Explainer-What can Australia’s labour tribunal do in Chevron’s dispute with LNG workers?

By Lewis Jackson and Renju Jose

SYDNEY (Reuters) – Chevron has asked Australia’s Fair Work Commission (FWC) to intervene in its dispute with workers on strike at two major liquefied natural gas facilities, banking on new laws that came into effect in June and which empower the industrial arbitrator to force parties into an agreement they themselves are unable to make.

The tribunal will hold its first, and so far only, hearing on Sept. 22.

Talks between Chevron and the workers’ unions broke down last week without a deal, and the industrial action is scheduled to escalate to two weeks of 24-hour stoppages on Thursday.

Here’s what we know so far.

CAN THE TRIBUNAL STOP THE STRIKES?

Yes. Chevron has asked the FWC for an “intractable bargaining declaration” which, if granted, would end strikes and allow the tribunal to hammer out an agreement, either by mandating both sides hold further talks or dictating the terms of the deal itself.

HOW COULD THE TRIBUNAL RULE?

The laws have never been used before, and experts say without a precedent, it is difficult to tell how the tribunal will rule.

A subsidiary of airline Virgin Australia was the first company to apply for a ruling in June, but the company and workers struck a last-minute deal before the hearing.

According to the FWC, to issue a ruling the tribunal must be satisfied that:

* The parties have previously had help from the FWC tomediate the dispute * There is no reasonable prospect of an agreement * It is reasonable in all circumstances to make thedeclaration “taking into account the views of all the bargainingrepresentatives”.

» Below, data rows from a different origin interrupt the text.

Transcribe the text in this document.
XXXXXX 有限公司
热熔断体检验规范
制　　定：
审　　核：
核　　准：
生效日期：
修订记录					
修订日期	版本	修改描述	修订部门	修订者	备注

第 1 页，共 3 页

Steve Purvinas, Federal Secretary of the Australian Licensed Aircraft Engineers’ Association, who represented the union against Virgin in June, said how long Chevron and the unions had spent negotiating the issue would be an important factor.

Purvinas, who is also a lawyer, said in the Virgin dispute, four years of negotiations without a deal had worked against the union’s case. Chevron would have to demonstrate a sustained attempt to negotiate with unions for the tribunal to rule in its favour, he added.

“These laws were not designed so companies can just refuse to negotiate and turn around and say we can’t make any headway because of their own action of not negotiating,” Purvinas said.

The Offshore Alliance, a coalition of two unions, has previously struck agreements with Inpex, Shell and Woodside at their LNG facilities in Western Australia. Negotiations at Inpex and Shell took just over two years, with 76 days of strikes at Shell.

Shae McCrystal, a professor of labour law at the University of Sydney, said the strikes would not necessarily be seen as evidence of intractability.

Strikes could actually demonstrate workers were so committed to bargaining that they were willing to stop work and forgo wages, she added.

“Strike action is a legitimate form of action, workers have the right to do this,” she said.

HOW LONG WILL THE HEARING TAKE?

The tribunal will meet on Sept 22, the only scheduled hearing date, raising the possibility that the matter could be resolved quickly.

A union official who declined to be named as he was not authorised to speak with media said the workers expect a decision in “days not weeks.”

McCrystal also said it was reasonable to think the tribunal could make a declaration on the same day because it tends to “try and determine matters as soon as possible”.

However, because the ruling will be the first of its kind, the commission might not want to make a hasty decision.

CAN ANYONE APPEAL?

Any party involved can contest a FWC ruling and seek judicial review, Charles Power, partner at law firm Holding Redlich said, although a court would not again hear the facts of the case.

Strikes would remain illegal through the appeal process, said Purvinas. One exception would be if the unions sought interim orders from the federal court to allow them to strike, however that is unlikely to succeed, he added.